California high-speed rail system spurs lawsuit


Google Earth shows the land in Kings County that Aaron Fukuda and his wife bought in the hopes of building their dream home one day. That is, until the California High-Speed Rail Authority proposed running the tracks for the controversial bullet train through their property.

Fukuda and others have filed suit, claiming the bullet train has broken a promise made to California voters who approved a $10 billion bond under Proposition 1A in 2008 to help kick start the $68 billion project.

They accuse the state of failing to have all the financing and environmental approvals for the initial phase in place before construction starts, which is slated for later this summer.

Without them, they say the state could end up with a train to nowhere.

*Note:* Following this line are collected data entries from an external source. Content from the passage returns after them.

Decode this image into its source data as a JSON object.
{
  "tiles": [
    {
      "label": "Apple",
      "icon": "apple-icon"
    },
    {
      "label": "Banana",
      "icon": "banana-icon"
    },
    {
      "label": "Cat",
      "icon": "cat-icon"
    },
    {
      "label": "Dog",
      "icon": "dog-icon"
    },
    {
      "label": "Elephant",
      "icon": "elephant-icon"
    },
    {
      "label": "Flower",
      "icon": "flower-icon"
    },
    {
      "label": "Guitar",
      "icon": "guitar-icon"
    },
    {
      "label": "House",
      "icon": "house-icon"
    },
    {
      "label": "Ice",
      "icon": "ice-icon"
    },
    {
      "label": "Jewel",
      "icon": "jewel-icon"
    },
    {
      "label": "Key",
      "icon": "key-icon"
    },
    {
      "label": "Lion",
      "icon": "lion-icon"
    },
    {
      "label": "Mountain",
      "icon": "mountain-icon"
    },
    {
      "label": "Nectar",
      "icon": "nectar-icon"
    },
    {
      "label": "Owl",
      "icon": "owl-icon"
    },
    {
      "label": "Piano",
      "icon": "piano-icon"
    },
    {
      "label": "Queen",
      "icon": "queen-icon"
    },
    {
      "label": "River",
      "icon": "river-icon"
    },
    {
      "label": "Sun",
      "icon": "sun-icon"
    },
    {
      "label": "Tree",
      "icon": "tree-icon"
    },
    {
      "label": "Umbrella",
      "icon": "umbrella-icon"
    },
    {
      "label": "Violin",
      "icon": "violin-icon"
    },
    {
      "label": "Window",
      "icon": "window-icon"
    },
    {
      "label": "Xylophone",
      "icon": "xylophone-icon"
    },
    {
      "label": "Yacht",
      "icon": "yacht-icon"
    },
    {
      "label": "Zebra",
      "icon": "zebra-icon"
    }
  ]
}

"We don't want to have a stranded investment. I don't want to give my property for a 'dirt burn' from Merced to Fresno. That's not what I want to give my property up for," said Fukuda.

The project has gone so far off-track, Quentin Kopp, who pushed for the project as a lawmaker then served as president of the High-Speed Rail Board, now opposes it.

The Kings County plaintiffs finally got their day in court. The high-stakes lawsuit could delay or stop California's high-speed rail dreams.

Plaintiff attorney Stuart Flashman just wants the funding criteria in Prop 1A followed to the T, otherwise residents could be giving up their land for nothing.

"We have a project that could be rolling forward that could end up leaving us with 130 miles of rail that's unusable for anything except maybe to run Amtrak on," said Flashman.

The state insists it has complied with all the provisions of the bond measure.

"There is an identification of funding sources. There is no requirement of a certain level of certainty, reasonableness associated with those," said California Deputy Attorney General Michele Inan.

"If they came up to me with a viable plan that they were going to guarantee high-speed rail service between San Francisco and Los Angeles in two hours and 40 minutes, then the conversation is, how do I get out of the way," said Fukuda.

The judge has 90 days to issue a decision. If California doesn't break ground over the next few months, it risks losing more than $3 billion in federal funding for the project.